Absorbed in the papers, Lisa didn’t hear Monique’s sarcastic remark. She simply nodded.
“Lisa. What the hell is DMSP?”
“Oh.” Lisa looked up. “It’s a defensive chemical that plankton releases.”
“What do you mean ‘defensive’?”
“When plankton thinks it’s going to be attacked, it releases it.”
“I didn’t know plankton was that smart.”
“It’s very smart. You know what else it does when it thinks an attack’s coming?”
“What?”
“It cuts its own reproduction.”
Monique was stunned. “So that’s why levels have been so low. Do they think it’s fighting off GDV-4?”
“No. Just like Craig said, there’s no evidence of that at all. Actually, I need to talk to Craig. Right now…” She quickly grabbed her fins.
DARRYL AND Jason kicked slowly, heads down, their bare backs glistening in the scalding sun. With the aid of Supra 902 magnifying masks, originally manufactured for exclusive use by the navy, they could see all the way to the bottom, a hundred and twenty feet below. Sand, sand, and more sand. There was no kelp anywhere.
Floating lazily on a giant black inner tube, Craig yawned. “God, this is boring.”
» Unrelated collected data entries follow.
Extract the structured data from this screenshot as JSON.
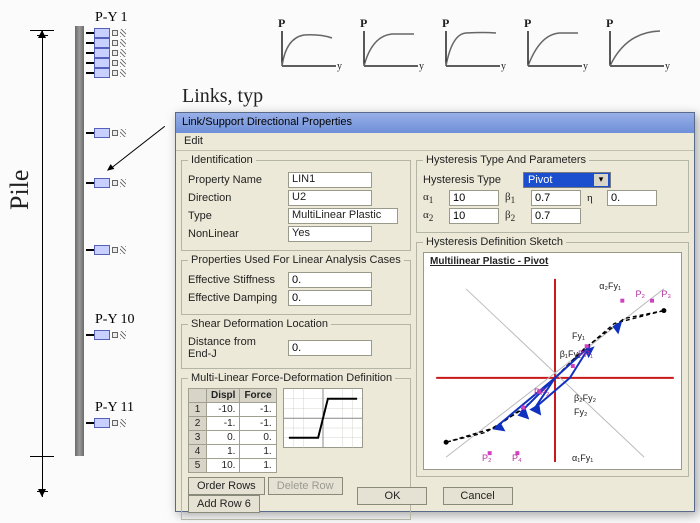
{
  "diagram": {
    "pile_label": "Pile",
    "links_label": "Links, typ",
    "py_labels": {
      "top": "P-Y  1",
      "mid": "P-Y  10",
      "bot": "P-Y  11"
    },
    "curve_p": "P",
    "curve_y": "y"
  },
  "dialog": {
    "title": "Link/Support Directional Properties",
    "menu": {
      "edit": "Edit"
    },
    "identification": {
      "legend": "Identification",
      "property_name_label": "Property Name",
      "property_name": "LIN1",
      "direction_label": "Direction",
      "direction": "U2",
      "type_label": "Type",
      "type": "MultiLinear Plastic",
      "nonlinear_label": "NonLinear",
      "nonlinear": "Yes"
    },
    "linear_cases": {
      "legend": "Properties Used For Linear Analysis Cases",
      "eff_stiff_label": "Effective Stiffness",
      "eff_stiff": "0.",
      "eff_damp_label": "Effective Damping",
      "eff_damp": "0."
    },
    "shear": {
      "legend": "Shear Deformation Location",
      "dist_label": "Distance from End-J",
      "dist": "0."
    },
    "mlfd": {
      "legend": "Multi-Linear Force-Deformation Definition",
      "col_displ": "Displ",
      "col_force": "Force",
      "rows": [
        {
          "n": "1",
          "displ": "-10.",
          "force": "-1."
        },
        {
          "n": "2",
          "displ": "-1.",
          "force": "-1."
        },
        {
          "n": "3",
          "displ": "0.",
          "force": "0."
        },
        {
          "n": "4",
          "displ": "1.",
          "force": "1."
        },
        {
          "n": "5",
          "displ": "10.",
          "force": "1."
        }
      ],
      "order_btn": "Order Rows",
      "delete_btn": "Delete Row",
      "add_btn": "Add Row 6"
    },
    "hysteresis": {
      "legend": "Hysteresis Type And Parameters",
      "type_label": "Hysteresis Type",
      "type": "Pivot",
      "a1_label": "α",
      "a1_sub": "1",
      "a1": "10",
      "a2_label": "α",
      "a2_sub": "2",
      "a2": "10",
      "b1_label": "β",
      "b1_sub": "1",
      "b1": "0.7",
      "b2_label": "β",
      "b2_sub": "2",
      "b2": "0.7",
      "eta_label": "η",
      "eta": "0."
    },
    "sketch": {
      "legend": "Hysteresis Definition Sketch",
      "title": "Multilinear Plastic - Pivot",
      "labels": {
        "a2Fy1": "α₂Fy₁",
        "P2t": "P₂",
        "P3": "P₃",
        "Fy1": "Fy₁",
        "b1Fy1": "β₁Fy₁",
        "PP1": "PP₁",
        "PP2": "PP₂",
        "b2Fy2": "β₂Fy₂",
        "Fy2": "Fy₂",
        "P2b": "P₂",
        "P4": "P₄",
        "a1Fy1": "α₁Fy₁"
      }
    },
    "buttons": {
      "ok": "OK",
      "cancel": "Cancel"
    }
  }
}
Just then Darryl and Jason popped up. “Take a break, Darryl?”
“Definitely. We’re not getting paid enough for this.”
“Really, Jason, we’re not.”
Darryl turned to the inner tube. “We’re not?”
“I’ve been busting my ass too, Darryl.”
Darryl looked at Summers blankly. In angular, silver sunglasses that made him look like he was in a techno band, Craig held the look for a moment—then chuckled heartily.
Jason wasn’t amused. Visibly frustrated, he scanned the desolate waters. “Those rays have to be around here somewhere, right?” Indeed, they weren’t in this particular location by accident. The director of the Monterey Aquarium had called them after an oil-rig diver reported seeing a small group of “fairly large birdlike shapes” on the seafloor near one of the rig’s massive legs. Jason and company had immediately visited the hulking metal contraption. They found nothing, but clearly whatever had been there was still close—and still migrating north.